Skoro badania pokazują że w 30% wspólnot mieszkaniowych dochodzi do nadużyć i nieprawidłowości to pytania o zasadność różnego rodzaju uchwał przegotowywanych przez administratorów , ich zgodność z prawem jest absolutnie uzasadniona .
Pracując wiele lat w obsłudze klienta nie wyobrażam sobie żeby klienta który zwraca się do mnie z zapytaniem kierować żeby sobie poczytał Kodeks Spółek Handlowych , Kodeks Cywilny , i kilkadziesiąt aktów prawnych ( czyli wykazuję mojemu klientowi z którego żyję że jest niedouczony) to wtedy ja łaskawie ustosunkuję się do jego problemu ( nawet jeśli obiektywnie jest małego kalibru) .
Moi drodzy brak szacunku dla właścicieli może OPŁACI się na długo lub krótko , ale jak mawiali niektórzy : NIE WARTO.
Trzymam kciuki za wszystkich którzy są "POZYTYWNI" :):bigsmile:
Nowicjusz: Ty żyjesz ze swoich klientów, ale piszący na forum nie otrzymują zapłaty za swoje porady i niczego nie muszą.
Nie odróżniasz zawodowego doradztwa od postów na otwartym forum dyskusyjnym.
machnik86 Nieważne, co ja uważam. Ważne, co stanowi prawo.
Ustawa z dnia 12 września 2002 r.o normalizacji: Źródło: LINK
http://prawo.rp.pl/artykul/62916.html?p=1
Chciałbym wierzyć że w całej reszcie Polski jest zdecydowanie lepiej ale moje osobiste doświadczenia nie dają podstaw do nadmiernego optymizmu.
Nowy doklejony: 26.04.15 14:58
Kochani
"(...)Ty żyjesz ze swoich klientów, ale piszący na forum nie otrzymują zapłaty za swoje porady i niczego nie muszą.
Nie odróżniasz zawodowego doradztwa od postów na otwartym forum dyskusyjnym.(...) "
Oczywiście że rozumiem że to forum dyskusyjne i nikt nie bierze za to pieniędzy i nikt nic nie musi . To co piszemy i w jaki sposób świadczy o nas , forma w jakiej to robimy albo buduje naszą markę na forum albo ją deprecjonuje . Większość użytkowników w mojej ocenie to osoby związane z branżą ( Administratorzy , Członkowie Zarządów wspólnot) więc dbałość o merytoryczny poziom dyskusji jest w interesie wszystkich użytkowników.

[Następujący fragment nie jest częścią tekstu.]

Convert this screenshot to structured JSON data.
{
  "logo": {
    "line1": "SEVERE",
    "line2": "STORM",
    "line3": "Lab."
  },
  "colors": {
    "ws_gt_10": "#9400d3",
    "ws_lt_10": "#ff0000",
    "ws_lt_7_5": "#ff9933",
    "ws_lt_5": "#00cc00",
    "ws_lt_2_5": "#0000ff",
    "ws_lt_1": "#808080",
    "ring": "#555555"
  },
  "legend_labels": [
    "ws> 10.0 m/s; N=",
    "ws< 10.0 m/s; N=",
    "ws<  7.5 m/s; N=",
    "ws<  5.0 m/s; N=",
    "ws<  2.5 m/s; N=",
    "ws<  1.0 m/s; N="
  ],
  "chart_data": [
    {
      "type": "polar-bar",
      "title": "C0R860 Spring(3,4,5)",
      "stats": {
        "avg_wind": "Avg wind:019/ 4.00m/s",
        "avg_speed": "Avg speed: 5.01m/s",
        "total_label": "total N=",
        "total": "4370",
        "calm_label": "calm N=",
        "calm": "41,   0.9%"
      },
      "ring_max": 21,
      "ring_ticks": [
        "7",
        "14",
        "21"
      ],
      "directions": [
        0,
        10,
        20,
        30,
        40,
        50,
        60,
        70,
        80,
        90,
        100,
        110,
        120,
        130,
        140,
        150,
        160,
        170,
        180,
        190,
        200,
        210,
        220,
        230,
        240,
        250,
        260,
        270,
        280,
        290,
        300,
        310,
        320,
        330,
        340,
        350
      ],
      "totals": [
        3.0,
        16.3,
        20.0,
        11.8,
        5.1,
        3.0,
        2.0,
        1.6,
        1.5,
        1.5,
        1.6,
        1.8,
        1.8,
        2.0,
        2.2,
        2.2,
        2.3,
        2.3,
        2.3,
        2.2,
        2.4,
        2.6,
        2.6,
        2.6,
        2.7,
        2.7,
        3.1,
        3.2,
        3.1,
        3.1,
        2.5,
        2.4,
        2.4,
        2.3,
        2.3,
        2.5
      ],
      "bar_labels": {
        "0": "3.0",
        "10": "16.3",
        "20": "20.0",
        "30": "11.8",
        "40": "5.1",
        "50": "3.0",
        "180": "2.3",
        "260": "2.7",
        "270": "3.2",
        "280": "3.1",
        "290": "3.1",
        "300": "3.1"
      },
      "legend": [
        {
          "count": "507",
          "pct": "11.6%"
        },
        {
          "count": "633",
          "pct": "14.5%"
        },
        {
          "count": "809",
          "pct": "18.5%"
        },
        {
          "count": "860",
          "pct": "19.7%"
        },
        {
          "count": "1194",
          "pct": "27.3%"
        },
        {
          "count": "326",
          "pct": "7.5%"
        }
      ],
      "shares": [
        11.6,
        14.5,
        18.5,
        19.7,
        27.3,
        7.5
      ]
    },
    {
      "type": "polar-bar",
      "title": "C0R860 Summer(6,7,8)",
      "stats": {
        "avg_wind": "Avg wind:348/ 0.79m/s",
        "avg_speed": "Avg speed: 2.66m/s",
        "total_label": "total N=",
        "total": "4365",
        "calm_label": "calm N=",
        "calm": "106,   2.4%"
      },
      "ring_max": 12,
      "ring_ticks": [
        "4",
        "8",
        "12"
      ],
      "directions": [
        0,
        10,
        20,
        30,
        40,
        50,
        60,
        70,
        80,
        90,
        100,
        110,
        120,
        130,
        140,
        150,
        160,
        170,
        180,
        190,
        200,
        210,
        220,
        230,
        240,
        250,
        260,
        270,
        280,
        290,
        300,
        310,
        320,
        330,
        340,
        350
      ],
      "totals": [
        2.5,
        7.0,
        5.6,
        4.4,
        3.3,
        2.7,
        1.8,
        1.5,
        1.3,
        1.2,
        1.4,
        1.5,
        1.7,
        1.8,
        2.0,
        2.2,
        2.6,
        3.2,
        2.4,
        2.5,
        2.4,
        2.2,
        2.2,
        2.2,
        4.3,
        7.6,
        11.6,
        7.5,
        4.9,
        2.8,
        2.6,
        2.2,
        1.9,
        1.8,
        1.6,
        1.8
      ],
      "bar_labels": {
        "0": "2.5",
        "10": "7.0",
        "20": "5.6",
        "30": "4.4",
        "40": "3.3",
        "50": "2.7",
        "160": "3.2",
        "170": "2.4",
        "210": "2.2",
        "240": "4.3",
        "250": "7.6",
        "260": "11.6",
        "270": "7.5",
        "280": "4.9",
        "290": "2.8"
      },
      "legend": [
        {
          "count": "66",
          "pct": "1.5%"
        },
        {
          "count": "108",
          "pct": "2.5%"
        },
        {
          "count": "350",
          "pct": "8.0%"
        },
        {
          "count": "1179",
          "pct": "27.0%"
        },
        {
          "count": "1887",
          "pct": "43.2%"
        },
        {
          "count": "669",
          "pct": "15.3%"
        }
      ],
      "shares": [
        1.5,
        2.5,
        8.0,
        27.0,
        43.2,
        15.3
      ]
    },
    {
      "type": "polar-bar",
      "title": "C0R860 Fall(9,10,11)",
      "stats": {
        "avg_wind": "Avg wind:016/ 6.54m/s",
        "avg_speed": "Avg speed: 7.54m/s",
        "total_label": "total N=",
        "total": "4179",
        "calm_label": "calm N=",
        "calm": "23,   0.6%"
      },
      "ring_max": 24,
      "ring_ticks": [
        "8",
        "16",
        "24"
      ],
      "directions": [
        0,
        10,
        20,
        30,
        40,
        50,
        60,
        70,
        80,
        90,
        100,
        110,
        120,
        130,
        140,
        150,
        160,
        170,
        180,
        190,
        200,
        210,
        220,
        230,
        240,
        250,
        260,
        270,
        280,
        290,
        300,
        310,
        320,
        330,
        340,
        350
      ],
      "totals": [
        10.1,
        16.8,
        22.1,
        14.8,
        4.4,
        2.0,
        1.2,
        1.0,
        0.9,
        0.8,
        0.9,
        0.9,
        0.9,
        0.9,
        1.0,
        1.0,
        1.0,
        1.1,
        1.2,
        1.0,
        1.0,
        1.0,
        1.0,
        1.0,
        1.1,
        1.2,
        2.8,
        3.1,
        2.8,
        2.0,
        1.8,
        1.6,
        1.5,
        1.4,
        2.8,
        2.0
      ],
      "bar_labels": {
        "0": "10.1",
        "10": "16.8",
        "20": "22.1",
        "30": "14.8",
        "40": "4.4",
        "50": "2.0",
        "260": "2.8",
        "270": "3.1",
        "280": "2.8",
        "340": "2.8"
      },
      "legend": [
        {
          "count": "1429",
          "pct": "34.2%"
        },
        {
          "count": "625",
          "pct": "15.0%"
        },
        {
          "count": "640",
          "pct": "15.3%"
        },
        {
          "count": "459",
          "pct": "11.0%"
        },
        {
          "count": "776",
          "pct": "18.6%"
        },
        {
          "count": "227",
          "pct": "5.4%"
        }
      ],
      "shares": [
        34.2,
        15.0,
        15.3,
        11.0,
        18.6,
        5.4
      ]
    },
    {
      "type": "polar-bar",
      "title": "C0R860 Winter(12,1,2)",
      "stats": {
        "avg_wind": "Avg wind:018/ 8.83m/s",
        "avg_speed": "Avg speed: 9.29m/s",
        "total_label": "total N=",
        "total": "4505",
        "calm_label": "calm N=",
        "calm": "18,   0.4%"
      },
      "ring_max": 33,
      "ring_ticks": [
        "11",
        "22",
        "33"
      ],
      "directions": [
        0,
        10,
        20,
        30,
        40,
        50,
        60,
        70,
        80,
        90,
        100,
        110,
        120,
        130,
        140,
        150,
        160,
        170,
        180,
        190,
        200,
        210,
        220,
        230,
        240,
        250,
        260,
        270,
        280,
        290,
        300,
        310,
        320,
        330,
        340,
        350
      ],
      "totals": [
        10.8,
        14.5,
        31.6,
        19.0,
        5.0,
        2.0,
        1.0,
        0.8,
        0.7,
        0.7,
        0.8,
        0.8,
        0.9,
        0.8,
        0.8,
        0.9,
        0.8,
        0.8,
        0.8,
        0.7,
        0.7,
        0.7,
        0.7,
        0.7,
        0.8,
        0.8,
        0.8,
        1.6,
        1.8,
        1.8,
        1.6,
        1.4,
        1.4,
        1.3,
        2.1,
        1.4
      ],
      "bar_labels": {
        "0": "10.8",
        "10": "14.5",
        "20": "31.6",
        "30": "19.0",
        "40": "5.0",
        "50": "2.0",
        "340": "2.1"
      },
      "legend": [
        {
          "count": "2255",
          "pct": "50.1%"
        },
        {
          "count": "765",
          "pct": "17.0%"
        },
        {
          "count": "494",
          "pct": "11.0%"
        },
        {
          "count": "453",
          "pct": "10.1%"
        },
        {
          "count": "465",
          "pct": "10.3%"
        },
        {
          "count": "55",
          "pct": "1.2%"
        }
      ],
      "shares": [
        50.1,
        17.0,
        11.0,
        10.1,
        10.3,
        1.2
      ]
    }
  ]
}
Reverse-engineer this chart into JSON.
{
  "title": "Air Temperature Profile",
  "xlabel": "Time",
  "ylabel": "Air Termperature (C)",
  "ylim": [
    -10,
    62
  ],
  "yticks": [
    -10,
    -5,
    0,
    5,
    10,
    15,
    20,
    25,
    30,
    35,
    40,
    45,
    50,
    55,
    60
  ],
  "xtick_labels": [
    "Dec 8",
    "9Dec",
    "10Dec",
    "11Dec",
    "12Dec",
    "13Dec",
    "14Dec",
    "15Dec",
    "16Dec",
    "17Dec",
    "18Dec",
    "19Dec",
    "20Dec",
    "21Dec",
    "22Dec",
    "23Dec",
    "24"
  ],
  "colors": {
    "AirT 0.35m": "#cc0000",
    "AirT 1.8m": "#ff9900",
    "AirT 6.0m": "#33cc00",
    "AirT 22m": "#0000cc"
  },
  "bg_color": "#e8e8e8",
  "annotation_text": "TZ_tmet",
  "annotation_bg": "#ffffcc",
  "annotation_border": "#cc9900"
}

Jako konsument ( także usług nieruchomościowych) nie podpisuję umów z firmami których przedstawiciele dają mi do zrozumienia ze jestem niedouczony , nie współpracuję z firmami których przedstawiciele ignorują moje uwagi i pytania , nie kupię w sklepie butów gdzie Pani na mój widok "ziewa" lub od niechcenia zbywa mnie byle czym .
Nie ma znaczenia czy czy jestem klientem czy obsługuję klienta , stosunek do drugiego człowieka nacechowany szacunkiem to elementarna wartość w życiu ( a forum jest jednym z jego przejawów).
Dlatego : kochani trzymajcie dobry poziom , macie wiedzę , macie praktykę , macie potencjał i możliwości .
"Nieprawidłowości" nie oznaczają od razu działania na szkodę właścicieli czy przestępstwa. Często również na tym forum padają rady, żeby świadomie tworzyć pewne "nieprawidłowości" (np. płacić za przegląd piecyków gazowych w lokalach z Funduszu Remontowego), bo tak jest praktyczniej. Ciekawe, czy w zasobach mieszkaniowych zarządzanych przez gminę Gdańsk nie występują żadne nieprawidłowości? A we wspólnotach, w których gmina lub jej spółka sprawuje zarząd - wszystko jest OK? Znając fachowość komunalnych zarządców z Bożej łaski, szczerze wątpię.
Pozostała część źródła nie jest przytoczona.